The antibiofilm activity of HSSP was higher than that of NaOH at the same pH (Table 3). In the case of HSSP, the primary reason for its antibacterial activity could be the alkaline effect caused by hydration of the major component CaO. There are two possible reasons for the high antimicrobial efficacy of CaO: the pH of the thin water layer that forms around the particles is much higher than that of the equilibrated solution [34], and active oxygen species, such as superoxide anions, are generated from the HSSP [24] and its main component CaO [35].

Table 3

Antibiofilm effects of alkaline treatment (NaOH) on the biofilms of C. jejuni ATCC 29428 on filter paper.

Treatment Time (min)	Survival (log10 CFU/mL) *
	pH 12.4	pH 12.8
0	6.2 ± 0.0 a	6.5 ± 0.3 a
4	−	5.1 ± 0.1 b
5	4.5 ± 0.2 b	4.6 ± 0.1 c
10	3.9 ± 0.1 c	ND d
20	3.0 ± 0.6 c	ND d
30	3.4 ± 0.0 c	ND d

ND: below detection limit (<2 log10 CFU/mL). −: Not performed. * Different letters within columns indicate significant differences (p < 0.05).
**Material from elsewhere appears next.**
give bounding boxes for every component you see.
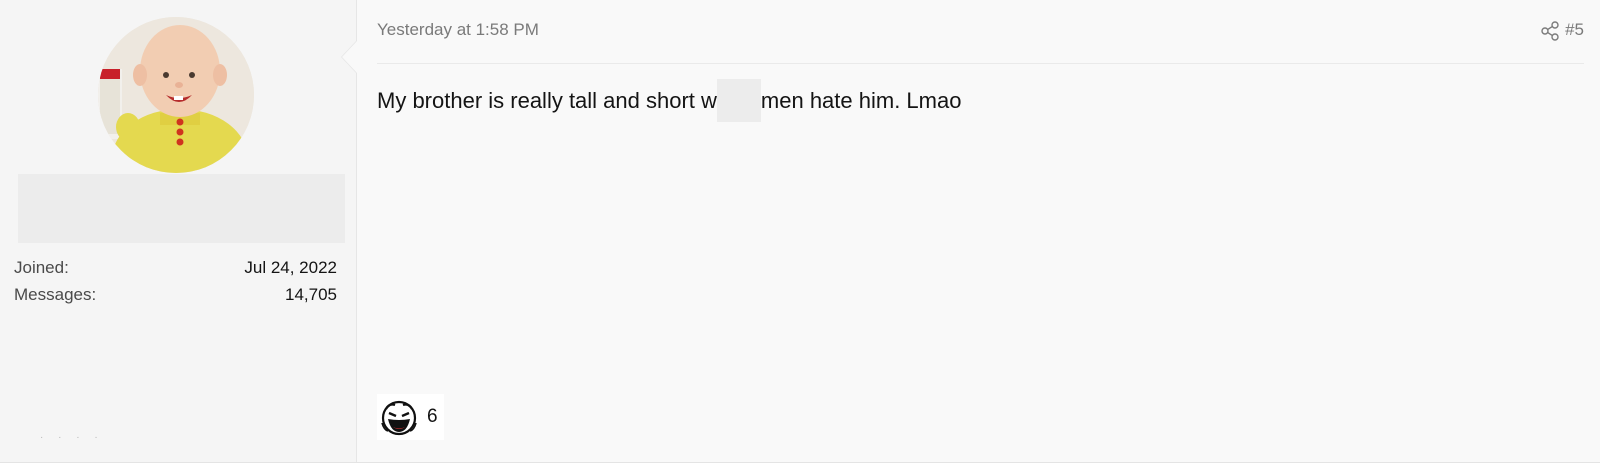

C. jejuni is a bacterium that causes food poisoning, and there is a need to reduce its presence in the hygiene management of each stage of the food chain, including raw materials, processing, distribution, and cooking of food. This study demonstrated that HSSP treatment could kill and eradicate C. jejuni biofilms, suggesting that it is an effective method for controlling C. jejuni biofilms.

No negative results were obtained from the sensory evaluation of foods such as fresh vegetables [18,36] and chicken [37] treated with heated shell powder. The addition of heated shell powder prolongs shelf life and improves the sensory and biological quality of kimchi, a traditional fermented vegetable food in Korea, for preservation and consumption [38]. Meat and fish treated with heated shell powder showed less weight loss owing to subsequent heat treatment, and the sensory evaluation yielded satisfactory results. It is not expected that severe problems will be encountered in foods subjected to HSSP treatment [37].

4. Conclusions

Campylobacter spp. cause food poisoning; hence, measures must be taken to reduce their presence in the hygiene management of each stage of the food chain, including raw materials, processing, distribution, and cooking of food. HSSP is effective in controlling floating cells and C. jejuni biofilms. In particular, treatment with more than 10 mg/mL of HSSP could rapidly remove the C. jejuni biofilm formed on the filter paper. This effect was significantly greater than that of alkaline treatment (NaOH) at the same pH, indicating that HSSP has a factor other than pH involved in its antibiofilm mechanism. These results suggest that HSSP treatment is an effective means of controlling C. jejuni biofilm formation. We are currently investigating the preservation effect of HSSP on chicken meat and its killing effect when inoculated with food-poisoning bacteria.